Bunun yerine, “yeni çıktı” blogunun hayal ettiğinden daha fazla okur çekti. Ardından, şirketler siteye ilan vermek ve ürün bahsinde bulunmak için kendisine ödeme yapmayı teklif etti. Yeterli teklif vardı, sadece okurlarıyla alakalı olanlarla çalışmayı seçebileceğini söyledi. Ve böylece, bir zamanlar sadece bir pazarlama aracı olan blogu kendi başına bir para üreticisi haline geldi.

Bir e-posta açıklamasında, “Bir reklamveren hakkında yazdığım gerçeğini asla saklamaya çalışmam” dedi. “Ayrıca, reklamları kabul ettiğim için özür dilemiyorum ve diğer herkes gibi benim de geçimimi sağlamak ve siteyi devam ettirmek için masrafları ödemek zorunda olduğumu açıkça belirtiyorum”

Kuruluş karşıtı, ticari olmayan yazarlar için bir araç olarak başladıktan sonra, birçok Web günlüğü, son birkaç yıl içinde Amerika'nın kurumsal paspasları için paspaslar hazırladı. Web kayıtlarına ne kadar reklam parası aktığını kimse izlemiyor. Bayan Campbell gibi kaç blog yazıcısının sponsorlarını ifşa ettiği açık değildir. Ancak yazarlar tamamen açık olmadığında, diğer blogcuları eleştirmek için hızlı davrandılar.

Reklamcılık konusundaki felsefem, reklamların sayısını ve türünü çok fazla müdahaleci olmayacak şekilde sınırlamaktır. Para kazanma ve saha kullanışlılığı arasında bir denge kurmak önemlidir.

Blogların ana medya sitelerine göre avantajlarından biri, blogların neredeyse kadar müdahaleci reklamlara sahip olma eğiliminde olmamasıdır. Bazı iyi bilinen dergi sitelerinde artık sayfalarda dolaşan, açılan veya otomatik olarak açılan ya da içerik içeren bir çok reklam var, okuyucular için hiç hoş değil.

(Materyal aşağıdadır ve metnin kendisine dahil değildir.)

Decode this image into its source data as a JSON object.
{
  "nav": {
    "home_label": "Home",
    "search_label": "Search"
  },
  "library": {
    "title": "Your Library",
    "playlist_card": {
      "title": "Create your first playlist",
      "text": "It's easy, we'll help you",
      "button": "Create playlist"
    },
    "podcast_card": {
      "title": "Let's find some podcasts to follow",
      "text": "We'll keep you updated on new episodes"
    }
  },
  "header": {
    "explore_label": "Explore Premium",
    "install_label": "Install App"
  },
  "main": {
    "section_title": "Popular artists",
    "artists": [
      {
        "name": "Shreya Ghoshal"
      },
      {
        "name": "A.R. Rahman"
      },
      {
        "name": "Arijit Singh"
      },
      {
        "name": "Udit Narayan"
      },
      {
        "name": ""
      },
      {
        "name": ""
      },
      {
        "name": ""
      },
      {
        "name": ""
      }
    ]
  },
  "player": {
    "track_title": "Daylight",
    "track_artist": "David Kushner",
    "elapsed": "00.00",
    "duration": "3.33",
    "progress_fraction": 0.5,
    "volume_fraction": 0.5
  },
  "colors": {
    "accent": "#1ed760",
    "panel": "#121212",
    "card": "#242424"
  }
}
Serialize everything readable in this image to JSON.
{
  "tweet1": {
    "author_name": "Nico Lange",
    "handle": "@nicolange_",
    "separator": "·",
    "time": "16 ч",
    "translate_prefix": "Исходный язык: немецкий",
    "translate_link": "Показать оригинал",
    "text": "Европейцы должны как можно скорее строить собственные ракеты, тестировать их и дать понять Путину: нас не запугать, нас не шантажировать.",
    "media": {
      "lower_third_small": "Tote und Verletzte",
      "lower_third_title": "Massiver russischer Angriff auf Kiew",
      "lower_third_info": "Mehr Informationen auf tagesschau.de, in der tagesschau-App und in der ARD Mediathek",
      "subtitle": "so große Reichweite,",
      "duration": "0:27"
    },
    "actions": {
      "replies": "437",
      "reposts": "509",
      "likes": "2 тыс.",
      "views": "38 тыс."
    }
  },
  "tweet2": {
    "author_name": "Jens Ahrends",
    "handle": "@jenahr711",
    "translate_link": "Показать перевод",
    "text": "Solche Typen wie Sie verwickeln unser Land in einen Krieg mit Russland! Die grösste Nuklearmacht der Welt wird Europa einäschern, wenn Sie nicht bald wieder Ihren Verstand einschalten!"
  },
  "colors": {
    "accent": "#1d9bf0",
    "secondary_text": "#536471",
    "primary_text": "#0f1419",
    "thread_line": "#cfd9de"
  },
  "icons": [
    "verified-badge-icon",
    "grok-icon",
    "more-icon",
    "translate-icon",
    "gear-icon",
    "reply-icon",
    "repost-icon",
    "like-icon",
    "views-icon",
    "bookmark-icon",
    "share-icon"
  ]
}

Artık bazı işletme dergilerindeki web sitelerinde yer alan makalelere bağlantı bile yapmıyorum, çünkü ziyaretçilerini eldiveni kendi sitelerinde bir şeyler okumak için kullanmaları için göndermem beni üzüyor.

Ayrıca, bu genellikle “reklam vermek veya reklam vermemek” tartışmalarında göz ardı edilen önemli bir noktadır: Okuyucularınızla alakalı olan dikkatle seçilmiş reklamlar, okuyuculara gerçekten hizmet verebilir. Okuyucular onları harika bir şey olarak görüyor.

Şaka yapıyorum mu?

Sol taraftaki "ücretsiz dergiler" reklam bloğuna bakın. Birisi ticari bir yayına veya ücretsiz bir bildiri belgesine abone olduğunda az miktarda para alırım. Siz okuyucu hiçbir şey ödemezsiniz - ve ücretsiz yayınlar alırsınız. Çok övgülerim oldu ve ticari yayınlar için teşekkür ederim, sayımı kaybettim.

Bu, okuyucular için değerli bir hizmet olan bir reklam veya sponsorluğa bir örnektir. Bir sitedeki her para kazanma programının tahriş edici olması gerekmez.